– Это что за крендель? – небрежно спросил Крапивин, всем видом стараясь показать, что хочет сменить тему разговора.
– Американец. – Рачковский тоже был рад возможности прекратить неприятный диалог. – Приехал вчера договариваться о поставках грузовиков, Буржуй. Ради денег на все пойдет. С нами‑то сейчас никто дел иметь не хочет. А этот приехал. Оно, конечно, в два раза дороже получается, но революции нужны грузовики. А деньги эти пролетариат у него все равно заберет, когда мировая революция до Америки докатится.
– Да и черт с ним, – небрежно бросил Крапивин. – Ты, главное, скажи, он не рядом с нами поселился? Все же мы с тобой командуем бригадой, которая послезавтра на фронт отправляется. Черт его знает, на кого он работает.
– Бдительность – это хорошо, товарищ, – довольно произнес Рачковский. – Но на этот счет не волнуйся. У него номер на втором этаже, в другом крыле.
– Вот и отлично, – буркнул Крапивин, провожая взглядом поднимавшегося по лестнице Басова. – Ладно, где там твой самогон, комиссар? Пойдем и вправду выпьем.
– Это дело, – засуетился Рачковский. – Я еще и сальца достал, и лучок приготовил. Извиняйте, шампанского с трюфелями нетути, ваше высокоблагородие.
– Обойдемся и без шампанского.
– То‑то. Ближе к народу надо быть, товарищ военспец. Мы еще сделаем из тебя настоящего человека! – Рачковский добродушно хлопнул Крапивина по плечу.

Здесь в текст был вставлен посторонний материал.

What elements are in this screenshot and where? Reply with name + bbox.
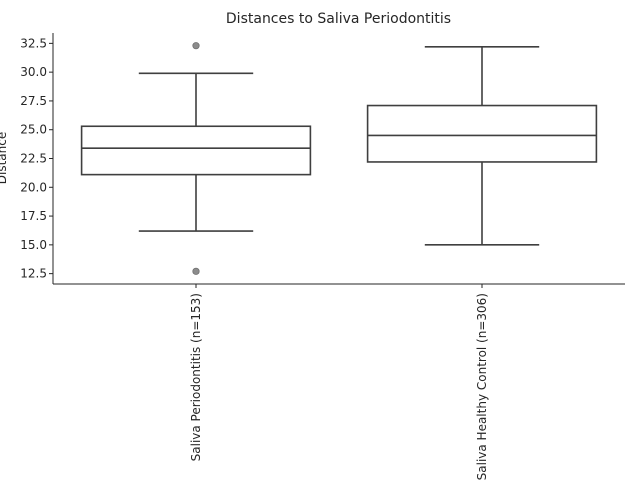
y-tick-label: 22.5	[20, 152, 47, 166]
box-iqr	[366, 104, 598, 163]
x-tick-label: Saliva Healthy Control (n=306)	[475, 293, 489, 480]
y-tick-label: 17.5	[20, 209, 47, 223]
y-tick-label: 27.5	[20, 94, 47, 108]
y-tick-label: 25.0	[20, 123, 47, 137]
plot-area: 12.5 15.0 17.5 20.0 22.5 25.0 27.5 30.0 32.5 Sali…	[20, 33, 625, 480]
y-tick-label: 15.0	[20, 238, 47, 252]
outlier-point	[192, 42, 200, 50]
y-tick-label: 32.5	[20, 36, 47, 50]
x-tick-label: Saliva Periodontitis (n=153)	[189, 293, 203, 461]
chart-title: Distances to Saliva Periodontitis	[226, 11, 451, 27]
y-tick-label: 12.5	[20, 267, 47, 281]
y-tick-label: 30.0	[20, 65, 47, 79]
y-tick-label: 20.0	[20, 180, 47, 194]
box-iqr	[80, 125, 312, 176]
outlier-point	[192, 267, 200, 275]
y-axis-label: Distance	[0, 132, 9, 184]
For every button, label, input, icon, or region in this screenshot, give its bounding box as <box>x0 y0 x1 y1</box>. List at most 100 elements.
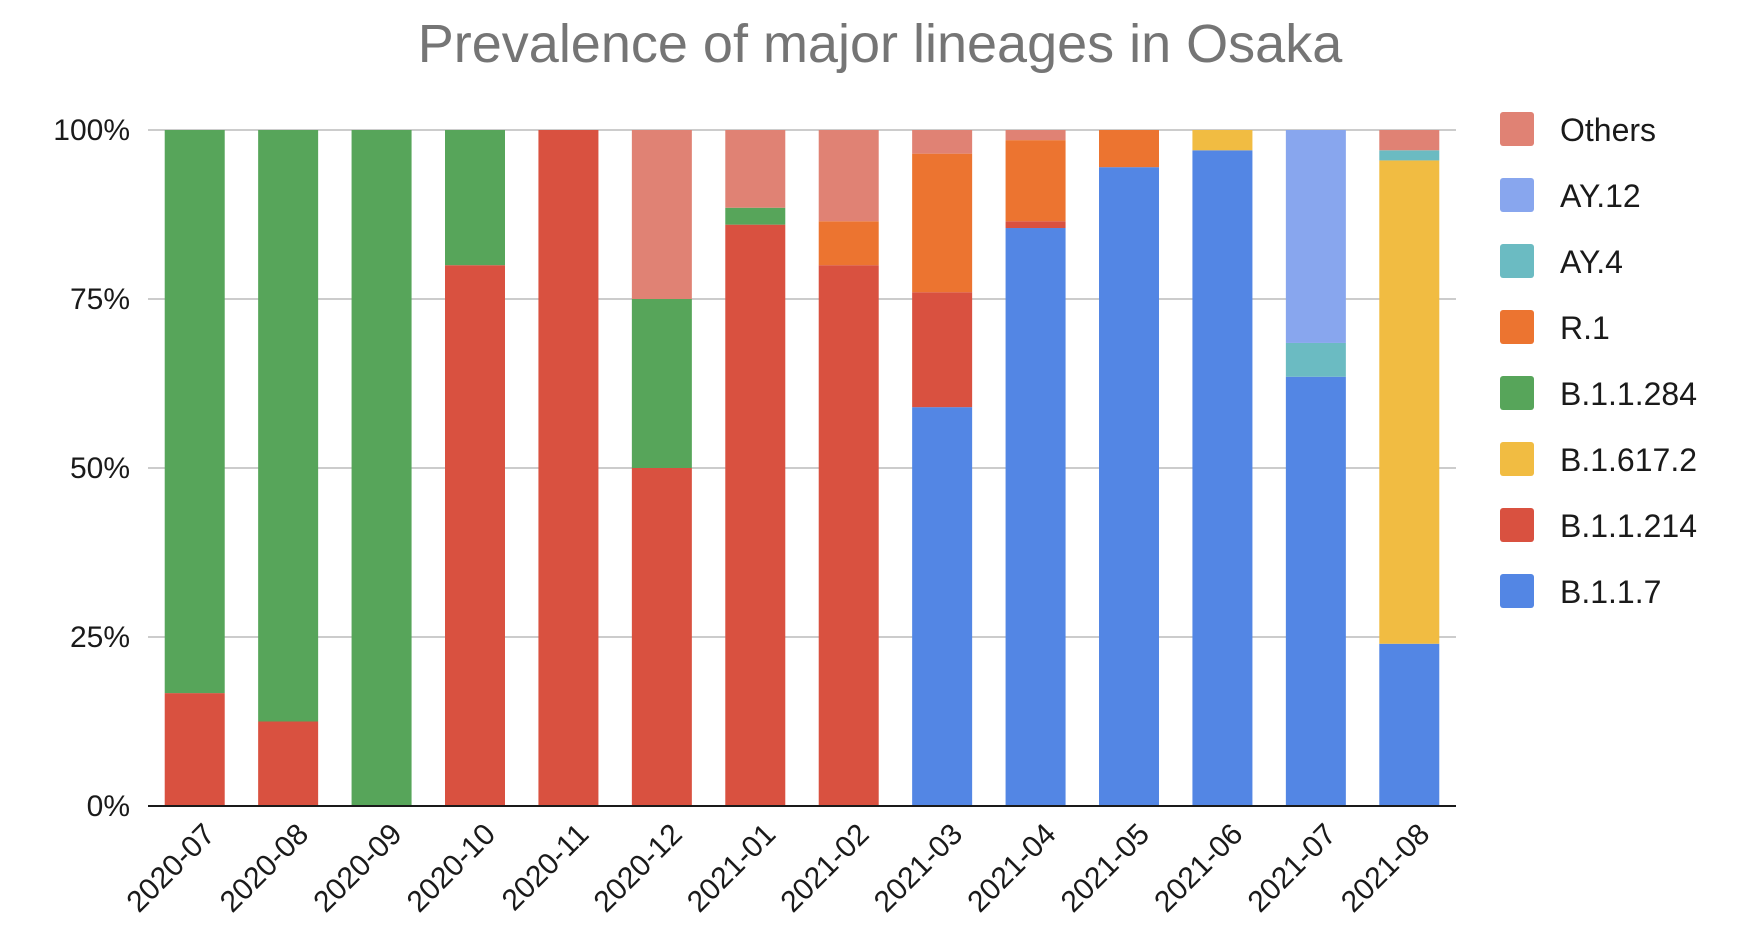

Искусство пить, не пьянея, Крапивин постигал еще в своем мире. Его этому учили как одной из дисциплин, которую в обязательном порядке должен освоить офицер специального подразделения КГБ. Поэтому, хотя комиссар и сам старательно пытался подпоить военспеца, оставаясь по возможности трезвым, методики советского секретного института и опыт Крапивина взяли верх над народной сметкой и хитростью Рачковского. Раскрасневшийся комиссар в очередной раз разливал самогон по хрустальным бокалам и приговаривал:
– Пей. Послезавтра на фронт, там уж так не выпьешь.
– Там я никому не дам так пить, – ответил Крапивин, изображая значительно большее опьянение, чем испытывал на самом деле.
– И это верно. Дисциплина должна быть революционной, – пробурчал Рачковский и рыгнул.
– Дисциплина должна просто быть, – спокойно ответил Крапивин. – Иначе никакое превосходство в оружии и численности на поле боя не спасет.
– А вот здесь ты не прав, товарищ военспец, – пьяно засмеялся Рачковский. – Революционная дисциплина отличается от буржуазной тем, что основана на сознательности трудовых масс.
– Мне плевать, на чем она основана, – поморщился Крапивин. – Мне надо, чтобы она была.